Published 02/28/2024, 02:27 PM
Updated 02/28/2024, 02:31 PM
© Reuters.  The Pemex Paradox: High Yields, High Risks in Mexico's Oil Giant Bonds

Quiver Quantitative - Petroleos Mexicanos (PEMEX), Mexico's state-run oil giant, has been at the center of a bond market drama that has left many investors divided. Octavio Romero, the CEO of Pemex, recently criticized Moody's (NYSE:MCO) Investors Service for downgrading the company's credit rating deeper into junk territory, questioning the government's commitment to prevent Pemex from defaulting. Despite the downgrade and the skepticism from some market analysts, a group of staunch Pemex bond bulls has been reaping significant returns, buoyed by the implicit government support they believe shields the company from default.

These bond bulls, including some from prominent firms like Goldman Sachs and T. Rowe, have been drawn to Pemex's high-yield bonds due to the substantial yield spread over the Mexican government's bonds. The company's bonds have offered a steady income stream, especially in a global bond market roiled by Federal Reserve rate hikes. Over the past five years, Pemex bond investors have enjoyed an 18% return, far outpacing the average in the emerging-market bond sector.

Market Overview: -Pemex bonds are outperforming the broader emerging-market debt sector despite Moody's recent downgrade. -Investors place faith in the Mexican government's unwavering support of Pemex, given its historical and national importance. -This support has manifested in tax breaks, direct capital injections, and lower profit-sharing duties for the company.

Key Points: -Pemex CEO, Octavio Romero, denounced Moody's downgrade, emphasizing that the government fully backs the company. -Investors like Neuberger Berman's Jennifer Gorgoll see Pemex as intertwined with Mexico's national identity, making a default inconceivable. -Moody's, however, highlights the rising cost of bailouts and the unsustainable nature of -Pemex's reliance on government support.

Looking Ahead: -Short-dated Pemex bonds are seen as particularly attractive, as investors expect support to continue through the 2024 presidential election. -Analysts are watching for further support measures from the government, including additional cash injections or tax reductions. -Pemex's long-term financial health remains a concern, especially its ability to reduce debt and revitalize production.

However, Moody's recent downgrade highlights the inherent risks in Pemex's financial situation. The company's debt hovers around $106 billion, weighed down by aging infrastructure and stagnant oil output. Moody's warned that without government support, Pemex could edge toward default, potentially through debt exchanges or other transactions at a substantial discount to par. This warning underscores the precarious balance Pemex maintains, heavily reliant on government backing to sustain its financial health.

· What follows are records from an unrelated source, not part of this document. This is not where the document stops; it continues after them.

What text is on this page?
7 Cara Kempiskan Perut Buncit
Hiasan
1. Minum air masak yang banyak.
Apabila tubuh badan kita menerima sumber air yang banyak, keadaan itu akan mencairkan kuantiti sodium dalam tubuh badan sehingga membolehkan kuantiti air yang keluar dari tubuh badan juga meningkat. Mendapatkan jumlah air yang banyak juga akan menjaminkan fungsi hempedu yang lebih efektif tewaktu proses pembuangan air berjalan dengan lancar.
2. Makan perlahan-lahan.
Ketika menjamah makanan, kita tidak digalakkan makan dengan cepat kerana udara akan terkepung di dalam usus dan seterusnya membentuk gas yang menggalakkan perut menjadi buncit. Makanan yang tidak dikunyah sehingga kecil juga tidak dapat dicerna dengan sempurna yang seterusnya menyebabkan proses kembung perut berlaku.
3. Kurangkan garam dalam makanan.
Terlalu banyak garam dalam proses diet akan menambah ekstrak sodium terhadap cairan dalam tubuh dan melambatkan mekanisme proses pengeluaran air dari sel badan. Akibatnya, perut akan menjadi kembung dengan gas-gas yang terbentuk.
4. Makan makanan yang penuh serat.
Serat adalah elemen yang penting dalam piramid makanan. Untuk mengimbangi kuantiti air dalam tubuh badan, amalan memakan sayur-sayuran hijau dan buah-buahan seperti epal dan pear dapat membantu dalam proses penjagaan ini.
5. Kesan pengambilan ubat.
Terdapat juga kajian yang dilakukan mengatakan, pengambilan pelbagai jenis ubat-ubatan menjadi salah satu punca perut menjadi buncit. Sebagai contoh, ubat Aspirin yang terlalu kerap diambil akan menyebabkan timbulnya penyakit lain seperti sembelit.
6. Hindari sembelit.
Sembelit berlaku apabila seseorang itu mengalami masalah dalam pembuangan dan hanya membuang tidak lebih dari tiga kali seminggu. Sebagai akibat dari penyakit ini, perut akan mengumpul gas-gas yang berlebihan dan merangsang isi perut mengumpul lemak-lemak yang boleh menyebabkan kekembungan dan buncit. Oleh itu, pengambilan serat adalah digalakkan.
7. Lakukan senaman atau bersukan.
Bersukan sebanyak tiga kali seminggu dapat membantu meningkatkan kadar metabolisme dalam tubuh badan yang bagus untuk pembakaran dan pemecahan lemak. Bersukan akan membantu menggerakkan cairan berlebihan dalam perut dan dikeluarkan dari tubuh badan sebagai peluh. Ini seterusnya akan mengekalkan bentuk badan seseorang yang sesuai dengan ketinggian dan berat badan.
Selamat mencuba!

The debate over Pemex's viability as an investment reflects broader trends in the bond market, particularly in quasi-sovereign bonds across Latin America. Investors' faith in government support has been a key driver behind rallies in bonds from companies like Petroleos de Peru SA and Chile's Codelco. As Mexico heads into a presidential election year, the bond market will closely watch the government's stance on Pemex, which has been a source of national pride and an integral part of the country's economic fabric.